Graph neural networks are able to achieve promising performance on multiple graph downstream tasks such as node classification and link prediction. Comparatively lesser work has been done to design graph neural networks (GNNs) which can operate directly for community detection in a graph. Traditionally, GNNs are trained on a semi-supervised or self-supervised loss function and then clustering algorithms are applied to detect communities. However, such decoupled approaches are inherently sub-optimal. Design of an unsupervised community detection loss function to train a GNN is a fundamental challenge to propose an integrated solution. To tackle this problem, we combine the principle of self-expressiveness with the framework of self-supervised graph neural network for unsupervised community detection for the first time in the literature. To improve the scalability of the approach, we propose a randomly sampled batch-wise training and use the principle of self-expressiveness to generate a subset of strong node similarity / dissimilarity values. These values are used to regularize the node communities obtained from a self-supervised graph neural network. Our solution is trained in an end-to-end fashion. We are able to achieve state-of-the-art community detection results on multiple publicly available datasets.
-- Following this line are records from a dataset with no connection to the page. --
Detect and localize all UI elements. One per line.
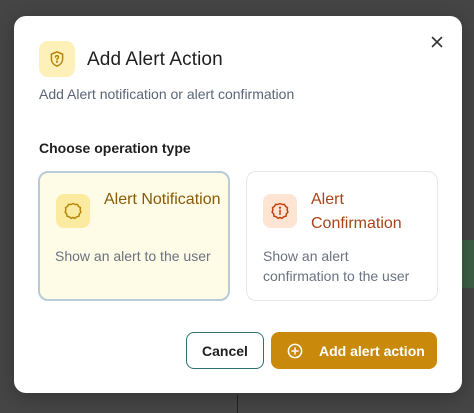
shield-question-icon bbox=[39, 41, 75, 77]
add-alert-action-dialog: Add Alert Action Add Alert notification … bbox=[14, 16, 462, 393]
backdrop-element bbox=[460, 240, 474, 288]
dialog-subtitle: Add Alert notification or alert confirma… bbox=[39, 86, 295, 102]
dialog-title: Add Alert Action bbox=[87, 49, 223, 70]
octagon-icon bbox=[56, 194, 90, 228]
option-description: Show an alert confirmation to the user bbox=[263, 248, 410, 284]
option-title: Alert Notification bbox=[104, 191, 221, 208]
option-title: Alert Confirmation bbox=[311, 191, 402, 232]
option-alert-confirmation[interactable]: Alert Confirmation Show an alert confirm… bbox=[246, 171, 438, 301]
plus-circle-icon bbox=[287, 343, 303, 359]
backdrop-divider bbox=[237, 395, 238, 413]
option-description: Show an alert to the user bbox=[55, 248, 211, 264]
add-alert-action-label: Add alert action bbox=[319, 342, 425, 359]
section-label: Choose operation type bbox=[39, 140, 191, 156]
alert-info-icon bbox=[263, 194, 297, 228]
close-icon bbox=[431, 36, 443, 48]
add-alert-action-button[interactable]: Add alert action bbox=[271, 332, 437, 369]
cancel-button[interactable]: Cancel bbox=[186, 332, 264, 369]
close-button[interactable] bbox=[428, 33, 446, 51]
option-alert-notification[interactable]: Alert Notification Show an alert to the … bbox=[38, 171, 230, 301]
Integrating Network Embedding and Community Outlier Detection via Multiclass Graph Description

Network (or graph) embedding is the task to map the nodes of a graph to a lower dimensional vector space, such that it preserves the graph properties and facilitates the downstream network mining tasks. Real world networks often come with (community) outlier nodes, which behave differently from the regular nodes of the community. These outlier nodes can affect the embedding of the regular nodes, if not handled carefully. In this paper, we propose a novel unsupervised graph embedding approach (called DMGD) which integrates outlier and community detection with node embedding. We extend the idea of deep support vector data description to the framework of graph embedding when there are multiple communities present in the given network, and an outlier is characterized relative to its community. We also show the theoretical bounds on the number of outliers detected by DMGD. Our formulation boils down to an interesting minimax game between the outliers, community assignments and the node embedding function. We also propose an efficient algorithm to solve this optimization framework. Experimental results on both synthetic and real world networks show the merit of our approach compared to state-of-the-arts.